Problem
Let $\text{ABC}$ be a triangle and let $\text{I}$ , $\text{J}$ and $\text{K}$ be points such that: $\vec{\text{BI}}=\frac{1}{2}\vec{\text{IC}}$, $\vec{\text{AJ}}=2\vec{\text{JB}}$ and $\vec{\text{AK}}=\frac{1}{3}\vec{\text{AC}}$.
Let $\text{E}$ be the centre of $\text{[BC]}$ and $\text{F}$ the point of intersection of $\text{(AE)}$ and $\text{(IK)}$. Prove that: $\frac{1}{3}\vec{\text{EB}}=\vec{\text{EI}}$
Prove that $\text{(BE)}\|\text{(JF)}$
- Show that the point $\text{F}$ is the centre of $\text{[IK]}$.
For the first question, it was relatively easy, it was sufficient to play with Chasles rule to prove it.
The second one is more complicated, I used different approaches, but no one was a success including calculations of $\vec{\text{AK}}$ with respect to $\vec{\text{IE}}$... It seems that I need a more general approach concerning what results from the intersection of two lines when dealing with vectors.
And of course I can't solve $\text{(3)}$ without $\text{(2)}$.

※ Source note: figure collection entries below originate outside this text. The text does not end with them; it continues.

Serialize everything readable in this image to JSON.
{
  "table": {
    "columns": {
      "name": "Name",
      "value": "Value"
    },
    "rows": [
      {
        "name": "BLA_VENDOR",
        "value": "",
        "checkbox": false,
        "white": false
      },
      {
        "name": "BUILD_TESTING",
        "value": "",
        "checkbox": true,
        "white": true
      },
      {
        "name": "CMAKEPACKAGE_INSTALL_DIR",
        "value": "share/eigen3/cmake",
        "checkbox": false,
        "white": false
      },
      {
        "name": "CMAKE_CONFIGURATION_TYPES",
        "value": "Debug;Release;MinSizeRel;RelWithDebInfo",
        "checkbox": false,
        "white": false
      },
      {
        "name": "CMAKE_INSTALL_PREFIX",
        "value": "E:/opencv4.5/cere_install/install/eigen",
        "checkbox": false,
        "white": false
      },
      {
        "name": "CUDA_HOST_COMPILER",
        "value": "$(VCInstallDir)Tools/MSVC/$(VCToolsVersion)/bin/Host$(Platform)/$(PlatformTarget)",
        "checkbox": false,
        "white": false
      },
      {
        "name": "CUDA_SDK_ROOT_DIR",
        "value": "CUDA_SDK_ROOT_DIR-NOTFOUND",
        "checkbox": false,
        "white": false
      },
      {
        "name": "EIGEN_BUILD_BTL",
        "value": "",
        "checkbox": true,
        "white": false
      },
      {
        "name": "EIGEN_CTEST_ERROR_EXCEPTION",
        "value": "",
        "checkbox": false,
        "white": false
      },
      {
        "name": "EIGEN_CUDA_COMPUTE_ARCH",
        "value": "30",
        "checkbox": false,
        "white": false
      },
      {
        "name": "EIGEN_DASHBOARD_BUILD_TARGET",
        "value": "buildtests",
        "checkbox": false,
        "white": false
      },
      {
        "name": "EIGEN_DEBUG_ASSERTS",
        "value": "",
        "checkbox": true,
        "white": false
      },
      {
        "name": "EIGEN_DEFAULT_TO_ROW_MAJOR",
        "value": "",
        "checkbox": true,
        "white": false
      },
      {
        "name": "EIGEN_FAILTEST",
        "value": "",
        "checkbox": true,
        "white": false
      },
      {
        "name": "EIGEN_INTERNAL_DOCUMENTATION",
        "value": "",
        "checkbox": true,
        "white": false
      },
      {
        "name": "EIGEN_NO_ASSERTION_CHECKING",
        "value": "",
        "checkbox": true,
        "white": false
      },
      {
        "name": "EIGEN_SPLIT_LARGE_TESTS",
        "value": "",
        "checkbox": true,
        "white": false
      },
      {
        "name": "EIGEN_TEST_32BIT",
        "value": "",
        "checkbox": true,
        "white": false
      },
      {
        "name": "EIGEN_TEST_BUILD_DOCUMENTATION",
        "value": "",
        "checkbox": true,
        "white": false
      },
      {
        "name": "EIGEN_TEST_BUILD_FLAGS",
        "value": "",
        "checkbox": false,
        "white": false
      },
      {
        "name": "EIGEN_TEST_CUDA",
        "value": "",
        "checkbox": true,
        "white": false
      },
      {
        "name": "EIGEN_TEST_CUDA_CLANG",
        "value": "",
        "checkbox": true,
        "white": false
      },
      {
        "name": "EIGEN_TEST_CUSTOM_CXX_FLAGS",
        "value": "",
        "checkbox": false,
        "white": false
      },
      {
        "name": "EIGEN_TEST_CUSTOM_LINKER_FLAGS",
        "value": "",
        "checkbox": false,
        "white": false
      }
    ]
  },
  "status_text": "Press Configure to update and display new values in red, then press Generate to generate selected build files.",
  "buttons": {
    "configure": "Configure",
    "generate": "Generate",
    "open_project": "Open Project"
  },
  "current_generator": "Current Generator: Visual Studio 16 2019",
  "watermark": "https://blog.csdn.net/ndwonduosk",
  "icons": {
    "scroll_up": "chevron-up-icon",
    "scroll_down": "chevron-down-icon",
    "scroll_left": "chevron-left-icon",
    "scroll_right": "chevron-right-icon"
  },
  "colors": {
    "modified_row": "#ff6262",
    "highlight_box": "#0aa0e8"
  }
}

The $ \| $ symbol means parallel.
I start by proving that $$\overrightarrow {KI}=\frac 23 \overrightarrow {AB}$$In fact $$\overrightarrow {AK}=\frac 13 \overrightarrow {AC}$$$$\overrightarrow {IB}=\frac 13 \overrightarrow {CB}$$By summing and Chasles $$\overrightarrow {AB}+\overrightarrow {IK}=\frac 13 \overrightarrow {AB}$$Now the points 2. and 3.
As to your request about a more general approach concerning what results from the intersection of two lines when dealing with vectors, in what follows I represent $\overrightarrow {AF}$ in two ways and equal them.
Because of parallelism$$\overrightarrow {AF}=\lambda\, \overrightarrow {AE}=\frac 12 \lambda \,(\overrightarrow {AB}+\overrightarrow {AC})$$$$\overrightarrow {KF}=\mu \, \overrightarrow {KI}=\frac 23\mu \,\overrightarrow {AB}$$From $\overrightarrow {AF}=\overrightarrow {AK}+\overrightarrow {KF}$, one has $$\frac 12 \lambda \,(\overrightarrow {AB}+\overrightarrow {AC})=\frac 13 \overrightarrow {AC}+\frac 23\mu \,\overrightarrow {AB}$$After some algebra $$\left(\frac 12 \lambda-\frac 23\mu \right)\,\overrightarrow {AB}+\left(\frac 12 \lambda-\frac 13 \right)\,\overrightarrow {AC}=\overrightarrow 0$$Because $\overrightarrow {AB}$ and $\overrightarrow {AC}$ are not parallel, one gets$$\begin {cases} \lambda=\frac 23 \\ \\ \mu=\frac 12 \end {cases}$$So point 3. is proved.
Now $$\overrightarrow {AF}=\overrightarrow {AJ}+\overrightarrow {JF}$$$$\frac 23\,\overrightarrow {AE}=\frac 23\,\overrightarrow {AB}+\overrightarrow {JF}$$Using Chasles$$\overrightarrow {JF}=\frac 23 \overrightarrow {BE}$$so point 2 is proved.